Page 1 of 1

Indexing PDFs

Posted: Thu Aug 23, 2007 5:07 am
by davidlanier
I would like to add PDF files to the list of things I can search for on my CMSMS site.  In other words, I'd like to be able to upload a bunch of PDFs, index them into the normal search index tables, and have them show up in search results, labeled as PDFs.

I figure the hardest part would simply be to get the PDFs indexed.
And the other hard part would be to keep the index current, to reflect new PDFs and deleted PDFs.

Where can I look in the existing Search plugin for examples of how it does the indexing part?
Does a similar module already exist that I can look at as an example?
Should I look at creating a new module to implement this feature, or would you recommend a different method?
Are cron jobs implemented as a part of CMSMS anywhere? (for keeping the index up to date)

Re: Indexing PDFs

Posted: Thu Aug 23, 2007 6:03 am
by cyberman
There's no module for indexing pdf or documents. Would be nice if you could create someone or enhance Search module :).
davidlanier wrote: Are cron jobs implemented as a part of CMSMS anywhere? (for keeping the index up to date)
It's not a real cron job but there's something you can use for it. It's named EventManager (admin panel, Extensions > EventManager).

CMSms have a set of registred Events, which can be enhanced by modules. If the event is coming (e.g. editing content) you can run an action which must be defined as user defined tag (or by module). Current Search module have such an action.

Re: Indexing PDFs

Posted: Thu Aug 23, 2007 2:11 pm
by calguy1000
1) Search will not index pdf's..... some code would have to be written for this. 
2) The event manager is not a cron thing.
3) It is possible to put a cron job in that uses wget on a CMS URL.
    However, you either have to modify code to put that action on the frontend (not using any authentication)
    or figure out how to create a session with wget so that it can automatically log in to the admin section
    and trigger the action.

    I haven't looked into this yet.

Re: Indexing PDFs

Posted: Thu Aug 23, 2007 2:14 pm
by calguy1000
actually, after reading the wget manual and faq it should be possible with multiple wget commands to login to cms made simple, and then to issue admin commands.

Re: Indexing PDFs

Posted: Thu Aug 23, 2007 4:50 pm
by davidlanier
Great thoughts.  Thanks for the replies.  I don't know if I'll be able to dig that deep.  But in case I do, where is the code in the search module that actually DOES the indexing?  (so I can see a model to follow)

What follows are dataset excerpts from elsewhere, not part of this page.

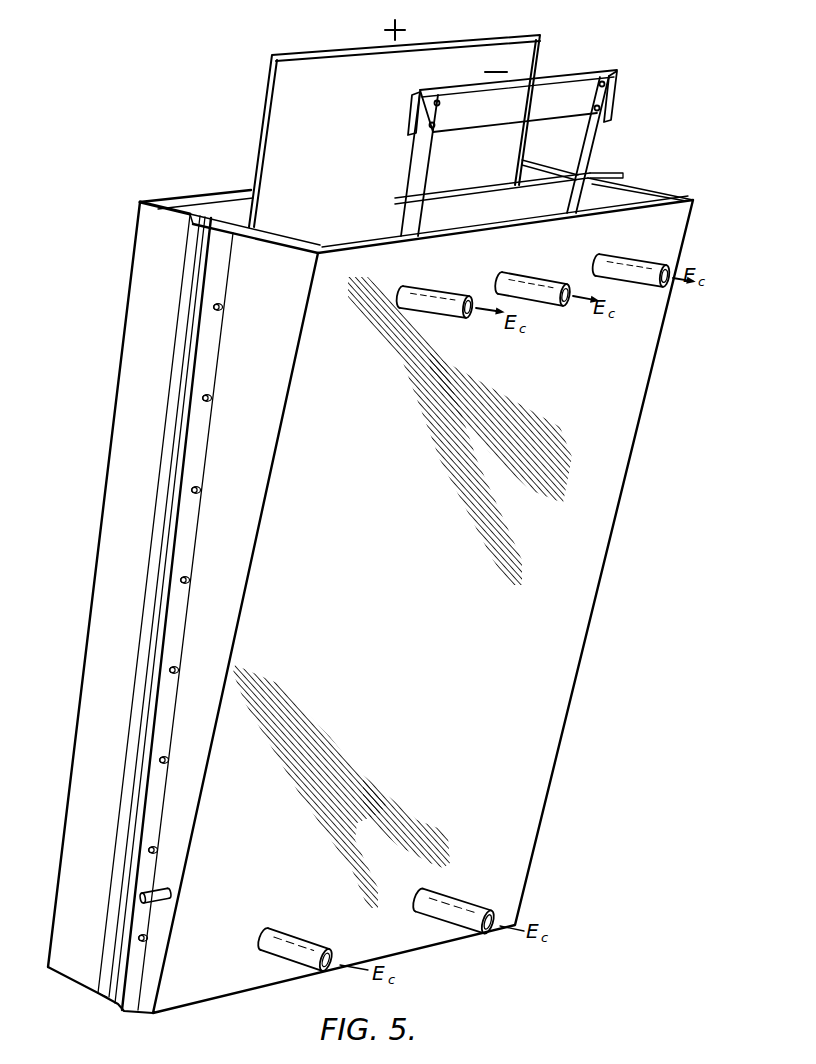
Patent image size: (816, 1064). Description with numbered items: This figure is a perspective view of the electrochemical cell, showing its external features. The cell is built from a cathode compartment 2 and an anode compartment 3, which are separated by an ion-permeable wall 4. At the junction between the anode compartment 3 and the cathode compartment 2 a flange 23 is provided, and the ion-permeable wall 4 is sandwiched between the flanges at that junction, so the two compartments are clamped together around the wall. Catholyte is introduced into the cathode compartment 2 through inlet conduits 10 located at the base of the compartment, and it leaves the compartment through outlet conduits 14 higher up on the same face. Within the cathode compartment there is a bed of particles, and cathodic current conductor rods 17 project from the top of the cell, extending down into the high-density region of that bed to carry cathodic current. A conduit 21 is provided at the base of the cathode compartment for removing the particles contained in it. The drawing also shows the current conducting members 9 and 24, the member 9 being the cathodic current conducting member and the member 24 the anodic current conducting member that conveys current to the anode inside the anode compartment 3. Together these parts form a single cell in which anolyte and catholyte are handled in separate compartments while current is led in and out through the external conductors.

The cathode compartment 2 is at (341, 398).
The anode compartment 3 is at (127, 388).
The ion-permeable wall 4 is at (172, 470).
The current conductor member 9 is at (277, 126).
The inlet conduits 10 is at (264, 938).
The outlet conduits 14 is at (463, 318).
The cathodic current conductor rods 17 is at (417, 153).
The conduit 21 is at (160, 888).
The flange 23 is at (107, 995).
The anodic current conducting member 24 is at (488, 106).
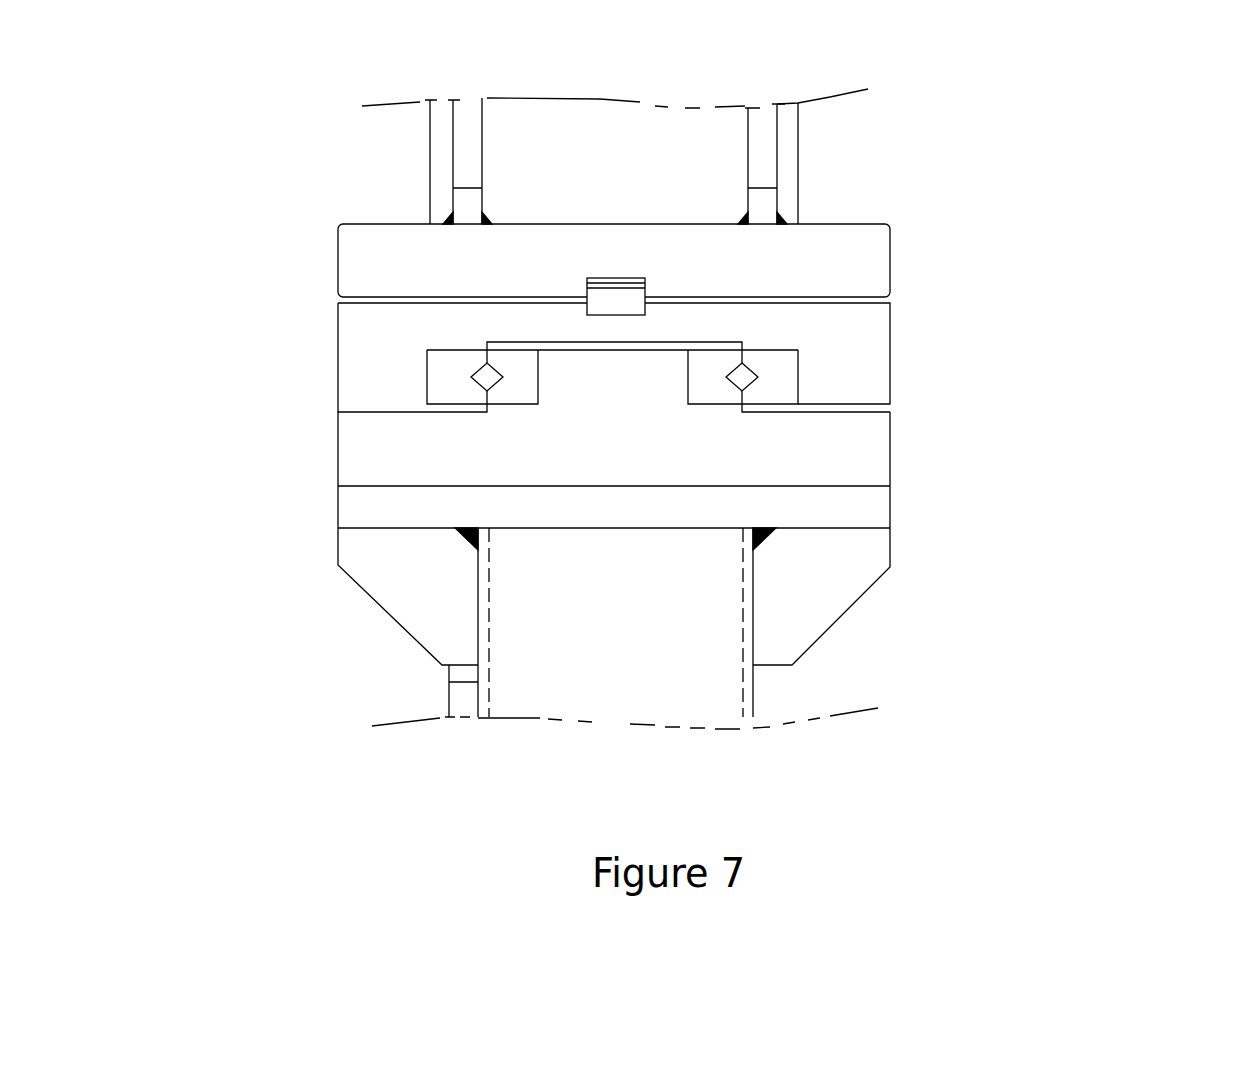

(this is probably more of a feature request): if there is interest in enabling a cron mechanism, a way to implement might be like this:
1- create a cron.php script
2- execute it either from command-line "/usr/bin/php cron.php" or via url, using appropriate wget coolness.
3- add some sort of api hooks, so that cron.php knows which things to execute.

Using this method avoids the problem of having to add a separate cron for each task that needs to be done. - let CMSMS handle that.

Re: Indexing PDFs

Posted: Mon Dec 07, 2009 8:06 pm
by jtcreate
Has anyone made any progress on this? I need to do the exact same thing. Thanks!

Jeff T.